= Geoffrey de Groen =

Australian artist

Geoffrey de Groen (born December 1938) is an Australian artist known for his abstract works in oil and acrylics. De Groen's paintings are included in the collections of the National Gallery of Australia, National Gallery of Victoria, Art Gallery of New South Wales and the Queensland Art Gallery.

==Family life and education==
Geoffrey de Groen was born in Brisbane, Queensland, his father's Dutch antecedents having emigrated to Australia in 1858. He grew up in Sydney and studied at the Julian Ashton Art School and the North Sydney Technical College, completing his studies at the East Sydney Technical College (now the National Art School) in 1965, under the mentorship of painter and critic Wallace Thornton. In the mid-sixties Geoffrey de Groen married playwright Alma de Groen. They divorced in 1976, and have a daughter, film scholar Nadine de Groen.

==Professional career==
At the behest of British architect John Pawson, in the late 1960s de Groen left Australia to travel abroad, teaching and exhibiting in England, France, and Canada from 1968 until 1973. On his return to Australia, de Groen's work became widely exhibited. During this period he also lectured in fine art and was prominent among the numbers of Australian art critics for news periodicals, he wrote on art for publications such as the Canberra Times (1973–77) and Art International. A series of recorded interviews which de Groen did with 26 prominent Australian artists is held in the oral history collection of The National Library of Australia in Canberra. These interviews were the basis of de Groen's 1975 book Conversations with Australian Artists, published by Quartet Books. De Groen is also the author of Some other dream: the artist, the artwork, & the expatriate, published by Hale and Iremonger. In 1985 Geoffrey de Groen left the National Art School/East Sydney Technical College, where he had been teaching, to paint full-time.

==The Taralga period==
In 1992 de Groen moved to the New South Wales regional town of Taralga, where he established a large gallery and working space in refurbished outbuildings near his home. De Groen's 1999 exhibition at the Goulburn Regional Art Gallery featured works from his time in Taralga. In 2000 de Groen was the recipient of the Hesketh and New England Regional Art Museum Overseas Fellowship award.
From 2002 to 2007 de Groen was represented by the Boutwell Draper Gallery in Sydney.

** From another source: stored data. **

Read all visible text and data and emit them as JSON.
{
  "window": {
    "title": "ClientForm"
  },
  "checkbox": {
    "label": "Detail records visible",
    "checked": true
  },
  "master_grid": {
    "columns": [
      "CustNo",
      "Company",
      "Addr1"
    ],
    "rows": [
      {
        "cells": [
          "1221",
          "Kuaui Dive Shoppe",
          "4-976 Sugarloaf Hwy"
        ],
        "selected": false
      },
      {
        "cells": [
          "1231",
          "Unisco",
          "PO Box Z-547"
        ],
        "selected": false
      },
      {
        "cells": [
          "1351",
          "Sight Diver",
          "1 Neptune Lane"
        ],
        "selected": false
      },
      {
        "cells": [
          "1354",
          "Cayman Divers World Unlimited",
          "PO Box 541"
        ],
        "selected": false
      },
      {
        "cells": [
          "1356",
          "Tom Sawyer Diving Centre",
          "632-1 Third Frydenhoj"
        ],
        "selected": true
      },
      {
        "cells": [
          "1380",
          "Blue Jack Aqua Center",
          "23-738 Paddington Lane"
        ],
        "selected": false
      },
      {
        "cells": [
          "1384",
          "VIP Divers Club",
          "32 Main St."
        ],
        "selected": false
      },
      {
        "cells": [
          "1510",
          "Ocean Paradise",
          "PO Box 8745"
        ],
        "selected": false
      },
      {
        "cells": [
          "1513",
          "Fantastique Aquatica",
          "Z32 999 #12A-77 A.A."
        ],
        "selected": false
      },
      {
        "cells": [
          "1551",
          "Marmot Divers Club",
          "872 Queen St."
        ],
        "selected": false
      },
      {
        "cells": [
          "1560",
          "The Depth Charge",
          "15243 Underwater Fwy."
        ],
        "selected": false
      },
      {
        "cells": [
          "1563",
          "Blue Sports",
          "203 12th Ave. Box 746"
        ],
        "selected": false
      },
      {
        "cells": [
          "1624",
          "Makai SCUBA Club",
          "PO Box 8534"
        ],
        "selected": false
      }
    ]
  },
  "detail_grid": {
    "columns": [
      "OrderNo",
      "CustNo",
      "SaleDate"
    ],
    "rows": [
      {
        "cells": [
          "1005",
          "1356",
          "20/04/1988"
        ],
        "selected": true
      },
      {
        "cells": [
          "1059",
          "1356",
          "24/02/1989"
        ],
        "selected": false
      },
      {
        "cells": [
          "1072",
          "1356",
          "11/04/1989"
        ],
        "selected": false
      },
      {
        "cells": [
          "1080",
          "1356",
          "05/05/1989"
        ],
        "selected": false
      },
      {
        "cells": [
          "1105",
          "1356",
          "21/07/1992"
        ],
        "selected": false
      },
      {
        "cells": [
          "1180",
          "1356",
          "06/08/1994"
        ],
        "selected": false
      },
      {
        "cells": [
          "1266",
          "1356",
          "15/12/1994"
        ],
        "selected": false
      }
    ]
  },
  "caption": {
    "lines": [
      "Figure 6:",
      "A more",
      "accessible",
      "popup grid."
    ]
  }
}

In 2003, the New England Regional Art Museum curated an exhibition of de Groen's paintings held in their permanent collection. In 2009 the Goulburn Regional Art Gallery featured an exhibition of a decade of works by de Groen, entitled "Made in Taralga". De Groen continues to live and paint in Taralga. In July 2011, the Australian National University Drill Hall Gallery hosted a survey exhibition of Geoffrey de Groen's work, "Images from the Cage of Time: The Paintings & Drawings of Geoffrey de Groen", curated by Wally Caruana. De Groen's work has featured in more than seventy solo exhibitions including "Inside Out: Recent Paintings of Geoffrey de Groen" at Nancy Sever Gallery in Canberra in 2015.